How to enjoy Pineau des Charentes?
A little over 10,000 bottles were sold worldwide in 2017. It is best enjoyed as an aperitif or in a cocktail and it pairs well with: goat cheese, blue cheese, Roquefort, and any aged cheese. Below are some of the cocktails we enjoyed at the event:
Ingredients: Pineau des Charentes (young blanc) with tonic, and a thyme sprig/grapefruit peel for garnish.
Ingredients: Pineau des Charentes (vieux blanc), Plymouth Gin, Génépy des Alpes (génépy is the primary alpine herb in Chartreuse), a dash of absinthe, and orange bitters.
This is a super complex cocktail with layered bitter flavors. The bitters are cleansing and make your mouth water. I also think they’re good for calibration and a great palate cleanser before wine tasting. This would go great with a funky grilled cheese.
Ingredients: Pineau de Charentes Jeune Rouge, fresh lime juice, toasted orgeat, China China, and 8-year-old dark rum.
We also tasted the following Pineau des Charentes on their own:
Fresh fig, stewed apricot preserves, dried grapes, and walnut. This was a very interesting wine. The sweetness registers first, then subsides, then acid/floral, then heat. It finishes almost dry with a savory note. Brilliant.
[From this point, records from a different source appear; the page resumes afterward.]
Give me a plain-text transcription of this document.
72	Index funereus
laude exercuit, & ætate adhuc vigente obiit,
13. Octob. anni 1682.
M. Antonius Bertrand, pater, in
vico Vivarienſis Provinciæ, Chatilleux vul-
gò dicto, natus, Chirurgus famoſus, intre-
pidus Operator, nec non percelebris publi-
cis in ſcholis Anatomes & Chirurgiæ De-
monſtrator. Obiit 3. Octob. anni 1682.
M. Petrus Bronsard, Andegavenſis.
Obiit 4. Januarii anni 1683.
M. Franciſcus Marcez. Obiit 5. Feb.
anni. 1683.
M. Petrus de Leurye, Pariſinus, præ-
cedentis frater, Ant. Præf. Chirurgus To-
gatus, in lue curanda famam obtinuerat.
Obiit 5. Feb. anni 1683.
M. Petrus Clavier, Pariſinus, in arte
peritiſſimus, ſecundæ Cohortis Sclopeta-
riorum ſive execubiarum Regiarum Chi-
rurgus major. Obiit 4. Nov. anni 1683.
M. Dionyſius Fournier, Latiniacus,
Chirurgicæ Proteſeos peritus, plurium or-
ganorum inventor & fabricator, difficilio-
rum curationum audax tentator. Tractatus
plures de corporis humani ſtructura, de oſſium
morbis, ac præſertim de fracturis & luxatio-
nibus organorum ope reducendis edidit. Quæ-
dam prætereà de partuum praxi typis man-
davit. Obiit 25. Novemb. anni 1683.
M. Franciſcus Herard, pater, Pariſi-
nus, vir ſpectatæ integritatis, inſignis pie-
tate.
Peaches, plums, prunes, and toasted nuts. I can almost smell the sea/brine. A candied, honeyed note with a warm toastiness.
Walnuts, dried raisins, and a faint acid lift. Light rancio on the palate. Savory and sweet, almost medicinal (pine?). So many layered, complex rancio notes: caramelization, toasted nuts, coffee beans, and raisins/prunes.
Château de Beaulon (White Old)
Fresh, fruity with notes of white flower, honey, and vanilla. Flavors of mandarin and dried apricot. More rancio notes.
Fruity notes of black cherry and black currant. Floral notes of red rose.
Aromas of hibiscus, earl grey tea, and dried cherry. Smells like a still red wine though rancio and chocolate notes are not too far behind. Lots of spice (cinnamon).
Flovor of nuts, dried apricots, and well-matured Cognac. Soooo many nuts. Would be good with fresh toasted Marcona almonds.
Thank you to The SOMM Journal for an invite to this lovely event!